Secondo le recenti indagini macroeconomiche presentate in Confindustria, il Pil italiano si è contratto nei primi mesi del 2003. Quali gli interventi necessari?
Per incrementare il Prodotto Interno Lordo è indispensabile predisporre un sistema di regole moderno e innovativo. Le riforme strutturali, di cui tanto si parla, non sono soltanto un'esigenza per il Paese, ma una necessità improrogabile. Gli interventi devono essere finalizzati ad attuare una seria politica di sostegno alle imprese, non più basata sugli incentivi, ma molto più radicale, che preveda supporti tecnologici, strutturali. Ritengo che siano due gli ostacoli "frenanti" rispetto al Pil: la burocrazia che, con i suoi tempi lunghissimi e le sue procedure macchinose, blocca il sistema produttivo e l'arretratezza di una struttura pubblica che deve essere riammodernata, adeguata ai mutati contesti territoriali e alle esigenze di mercati sempre più competitivi.

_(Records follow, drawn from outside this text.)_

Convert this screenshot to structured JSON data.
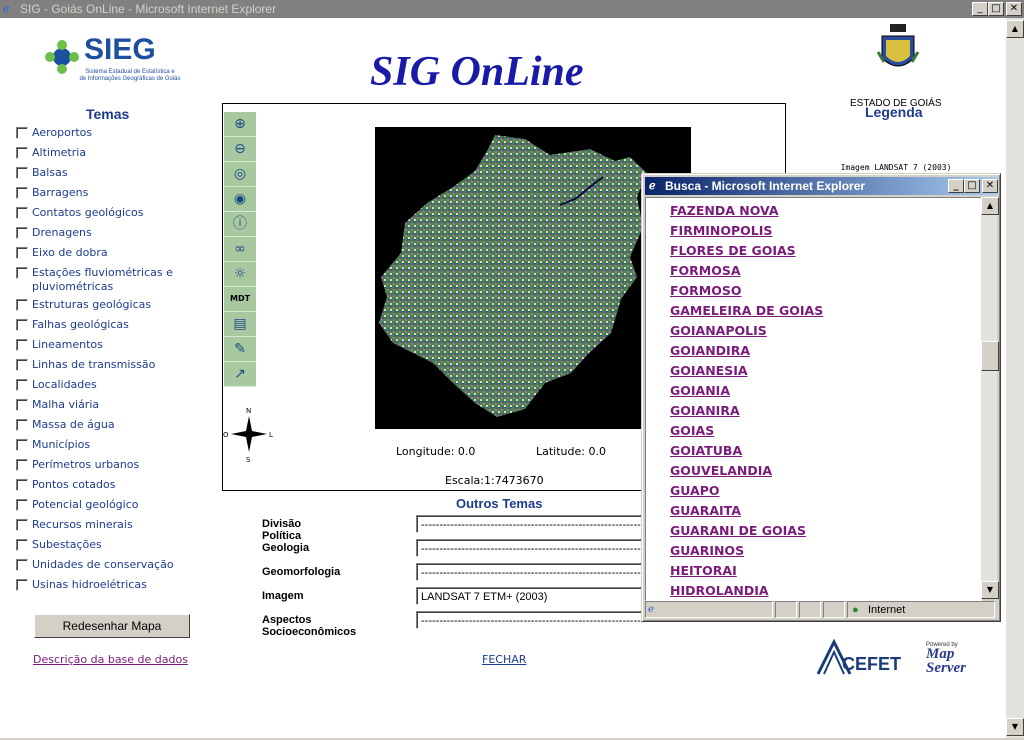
{
  "window": {
    "title": "SIG - Goiás OnLine - Microsoft Internet Explorer",
    "buttons": {
      "minimize": "_",
      "maximize": "□",
      "close": "✕"
    }
  },
  "header": {
    "logo_name": "SIEG",
    "logo_subtitle_1": "Sistema Estadual de Estatística e",
    "logo_subtitle_2": "de Informações Geográficas de Goiás",
    "app_title": "SIG OnLine",
    "state_label": "ESTADO DE GOIÁS"
  },
  "themes": {
    "heading": "Temas",
    "items": [
      "Aeroportos",
      "Altimetria",
      "Balsas",
      "Barragens",
      "Contatos geológicos",
      "Drenagens",
      "Eixo de dobra",
      "Estações fluviométricas e pluviométricas",
      "Estruturas geológicas",
      "Falhas geológicas",
      "Lineamentos",
      "Linhas de transmissão",
      "Localidades",
      "Malha viária",
      "Massa de água",
      "Municípios",
      "Perímetros urbanos",
      "Pontos cotados",
      "Potencial geológico",
      "Recursos minerais",
      "Subestações",
      "Unidades de conservação",
      "Usinas hidroelétricas"
    ],
    "redraw_button": "Redesenhar Mapa",
    "db_link": "Descrição da base de dados"
  },
  "map": {
    "tools": [
      "zoom-in",
      "zoom-out",
      "center",
      "globe",
      "info",
      "binoculars",
      "layers",
      "MDT",
      "print",
      "pen",
      "measure"
    ],
    "mdt_label": "MDT",
    "compass": {
      "n": "N",
      "s": "S",
      "o": "O",
      "l": "L"
    },
    "longitude_label": "Longitude:",
    "longitude_value": "0.0",
    "latitude_label": "Latitude:",
    "latitude_value": "0.0",
    "scale_label": "Escala:",
    "scale_value": "1:7473670"
  },
  "legend": {
    "heading": "Legenda",
    "item": "Imagem LANDSAT 7 (2003)"
  },
  "other_themes": {
    "heading": "Outros Temas",
    "rows": [
      {
        "label": "Divisão Política",
        "value": "---------------------------------------------------------------------"
      },
      {
        "label": "Geologia",
        "value": "---------------------------------------------------------------------"
      },
      {
        "label": "Geomorfologia",
        "value": "---------------------------------------------------------------------"
      },
      {
        "label": "Imagem",
        "value": "LANDSAT 7 ETM+ (2003)"
      },
      {
        "label": "Aspectos Socioeconômicos",
        "value": "---------------------------------------------------------------------"
      }
    ],
    "close_link": "FECHAR"
  },
  "footer": {
    "cefet_logo": "CEFET",
    "mapserver_powered": "Powered by",
    "mapserver_logo_1": "Map",
    "mapserver_logo_2": "Server"
  },
  "popup": {
    "title": "Busca - Microsoft Internet Explorer",
    "cities": [
      "FAZENDA NOVA",
      "FIRMINOPOLIS",
      "FLORES DE GOIAS",
      "FORMOSA",
      "FORMOSO",
      "GAMELEIRA DE GOIAS",
      "GOIANAPOLIS",
      "GOIANDIRA",
      "GOIANESIA",
      "GOIANIA",
      "GOIANIRA",
      "GOIAS",
      "GOIATUBA",
      "GOUVELANDIA",
      "GUAPO",
      "GUARAITA",
      "GUARANI DE GOIAS",
      "GUARINOS",
      "HEITORAI",
      "HIDROLANDIA"
    ],
    "status_zone": "Internet"
  }
}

Anche i dati relativi agli investimenti e all'export non risultano incoraggianti. Ci sono strade percorribili per recuperare il terreno perso?
Certo, credo che bisogna sempre guardare avanti con fiducia e ottimismo. Il percorso giusto da seguire è di puntare sulle eccellenze, sulla qualità dei prodotti e sulle innovazioni dei processi. Non si può reggere la concorrenza con Paesi, soprattutto quelli dell'Estremo Oriente, che riescono ad immettere prodotti sul mercato a prezzi stracciati, tagliando i costi del lavoro o risparmiando sulle materie prime. Anche in questo caso è necessario un sistema di regole che fissi dei criteri rigorosi per fare in modo che gli scambi commerciali avvengano all'insegna della correttezza e della trasparenza. Non si può negare, inoltre, che la forza dell'euro sui mercati valutari è diventata un ulteriore freno all'export.
La creazione dell'area di libero scambio euromediterranea quanto può giovare al nostro Paese?
Rappresenta un'opportunità per il Mezzogiorno che ha nella centralità territoriale la sua carta vincente. Un dato significativo che ho espresso anche nel corso del convegno svoltosi il 29 settembre presso la sede di via Palatucci alla presenza di autorevoli esponenti politici e sindacali. L'Irpinia in particolare si trova in una posizione baricentrica rispetto al Tirreno e all'Adriatico. Questo dovrebbe indurre a riflettere sull'importanza degli investimenti nel settore dei trasporti e della viabilità.
Cosa pensa dell'attuale modello industriale italiano?
Non credo che esso debba essere ridiscusso o ridisegnato, sebbene economisti internazionali abbiano espresso un giudizio negativo soprattutto per l'estrema frammentarietà del sistema produttivo e per le dimensioni ridotte delle aziende. Ritengo piuttosto che debbano essere riviste le regole, il funzionamento. Mi riferisco ai lacci e ai lacciuoli della burocrazia, ai tempi farraginosi per concludere una procedura. Bisogna sostenere la cultura del cambiamento, cominciando dal recupero della centralità del ruolo dell'impresa che produce reddito e benessere e deve essere considerata motore di sviluppo di un territorio.